If I were you, I’d be contemplating the performance criteria for a good race and then I’d be looking back over your training logbook and checking for how much time and movement specific training you’ve done.

Maybe your coach has carried the GPP stuff for too long and you’ve fallen into that “dynamic stereotype” which can be a bastard of a thing, but which is pretty common.

It’s not surprising that you’re not putting it together in your races. You just began your season, and you should be pretty far away from putting together your endurance for the 800m, considering how good your 400m is doing.
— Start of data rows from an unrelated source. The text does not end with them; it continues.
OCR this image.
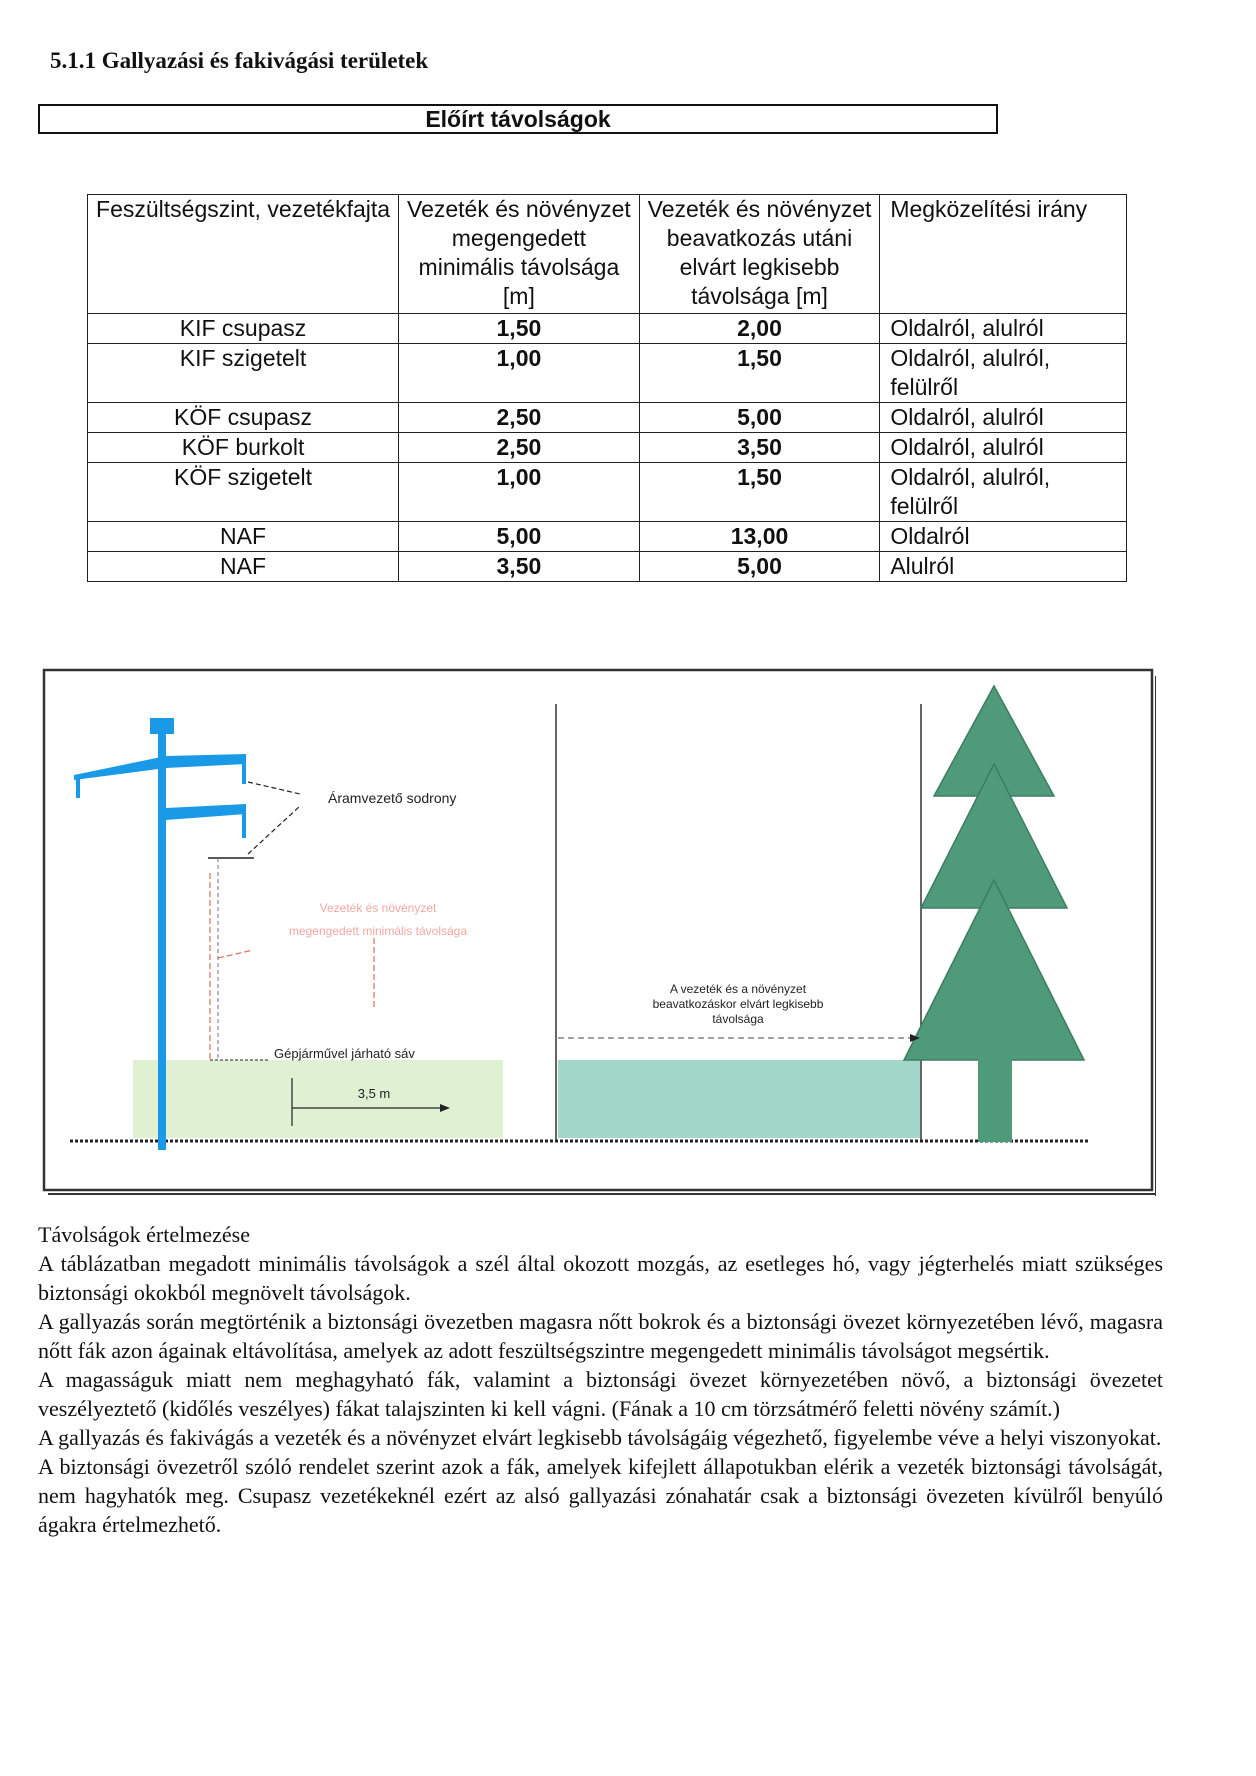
5.1.1 Gallyazási és fakivágási területek
Előírt távolságok
Feszültségszint, vezetékfajta	Vezeték és növényzet megengedett minimális távolsága [m]	Vezeték és növényzet beavatkozás utáni elvárt legkisebb távolsága [m]	Megközelítési irány
KIF csupasz	1,50	2,00	Oldalról, alulról
KIF szigetelt	1,00	1,50	Oldalról, alulról, felülről
KÖF csupasz	2,50	5,00	Oldalról, alulról
KÖF burkolt	2,50	3,50	Oldalról, alulról
KÖF szigetelt	1,00	1,50	Oldalról, alulról, felülről
NAF	5,00	13,00	Oldalról
NAF	3,50	5,00	Alulról
Áramvezető sodrony
Vezeték és növényzet
megengedett minimális távolsága
A vezeték és a növényzet
beavatkozáskor elvárt legkisebb
távolsága
Gépjárművel járható sáv
3,5 m

Távolságok értelmezése

A táblázatban megadott minimális távolságok a szél által okozott mozgás, az esetleges hó, vagy jégterhelés miatt szükséges biztonsági okokból megnövelt távolságok.

A gallyazás során megtörténik a biztonsági övezetben magasra nőtt bokrok és a biztonsági övezet környezetében lévő, magasra nőtt fák azon ágainak eltávolítása, amelyek az adott feszültségszintre megengedett minimális távolságot megsértik.

A magasságuk miatt nem meghagyható fák, valamint a biztonsági övezet környezetében növő, a biztonsági övezetet veszélyeztető (kidőlés veszélyes) fákat talajszinten ki kell vágni. (Fának a 10 cm törzsátmérő feletti növény számít.)

A gallyazás és fakivágás a vezeték és a növényzet elvárt legkisebb távolságáig végezhető, figyelembe véve a helyi viszonyokat.

A biztonsági övezetről szóló rendelet szerint azok a fák, amelyek kifejlett állapotukban elérik a vezeték biztonsági távolságát, nem hagyhatók meg. Csupasz vezetékeknél ezért az alsó gallyazási zónahatár csak a biztonsági övezeten kívülről benyúló ágakra értelmezhető.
So I though I would update my progress if anyone is intressted.
Today I ran 6200 with a average of 29,5, rest 1.30 min, witch is about 75-80% next tuesday I was planing if everything feels okey to do a 8200 same pace. Two weeks from now 6200 all sub 28 and the week after that 8200 sub 28. Thoughs? Right now I´m doing Olylift, deadlifts and som rehab before this SE wo. Would it be to rough if I did the same sort of planing if times drop to 26-27? (85%) If I execute this well what would be the next step?
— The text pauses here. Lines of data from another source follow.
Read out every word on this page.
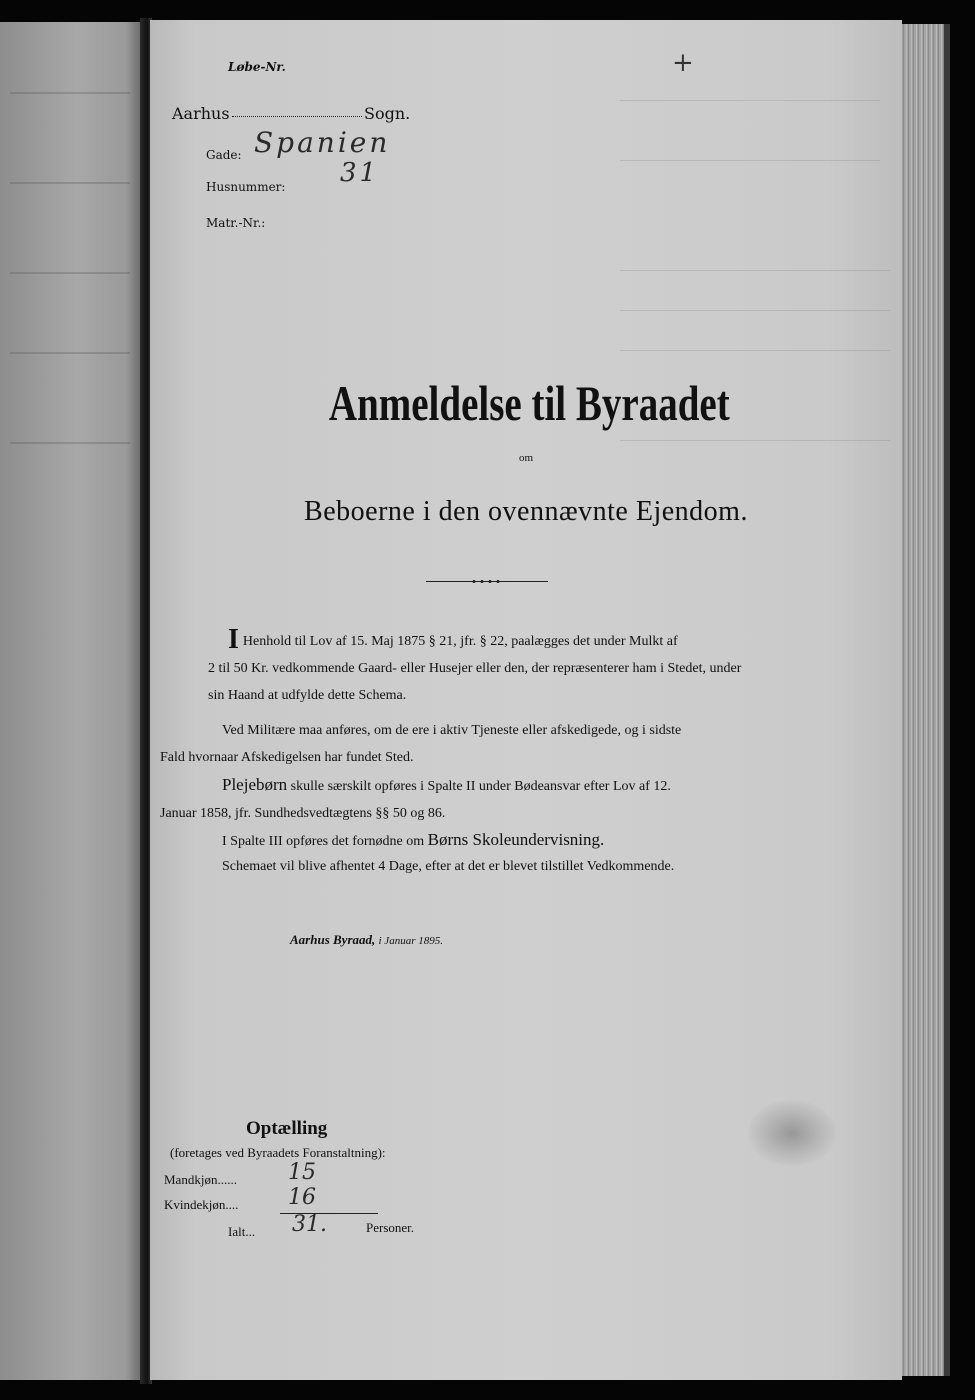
Løbe-Nr.	+
Aarhus	Sogn.
Gade: Spanien
Husnummer: 31
Matr.-Nr.:
Anmeldelse til Byraadet
om
Beboerne i den ovennævnte Ejendom.
I Henhold til Lov af 15. Maj 1875 § 21, jfr. § 22, paalægges det under Mulkt af
2 til 50 Kr. vedkommende Gaard- eller Husejer eller den, der repræsenterer ham i Stedet, under
sin Haand at udfylde dette Schema.
Ved Militære maa anføres, om de ere i aktiv Tjeneste eller afskedigede, og i sidste
Fald hvornaar Afskedigelsen har fundet Sted.
Plejebørn skulle særskilt opføres i Spalte II under Bødeansvar efter Lov af 12.
Januar 1858, jfr. Sundhedsvedtægtens §§ 50 og 86.
I Spalte III opføres det fornødne om Børns Skoleundervisning.
Schemaet vil blive afhentet 4 Dage, efter at det er blevet tilstillet Vedkommende.
Aarhus Byraad, i Januar 1895.
Optælling
(foretages ved Byraadets Foranstaltning):
Mandkjøn...... 15
Kvindekjøn.... 16
Ialt... 31.	Personer.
why are you plannning on going up to 8 instead of staying at 6 and dropping time? There will be a HUGE difference going from 6-8 as far as lactate goes as I’m sure you noticed on reps 5 & 6 compared to 3 & 4.

If you want a volume variation what about 3 x 3 x 300?

Yes. You need to start moving down.

Anyone who thinks more volume will compensate for less speed is kidding themselves. Bite the bullet, get into the rhythm of your race and get used to it.

From a NZ forum

[i]Just to add to that story of meaty 400m runners.

Michael Johnson one session:

10x200m all under 21secs followed by 3x400m under 45secs.

INCREDIBLE![/i]

My athletes would have needed more than a day rest in between every rep!!!

from everything hart or johnson ever said thats some deluded johnson groupie’s fantasy workout.

Not even close to reality. If you post on that site be sure to tell whoever posted this to put down the crack pipe.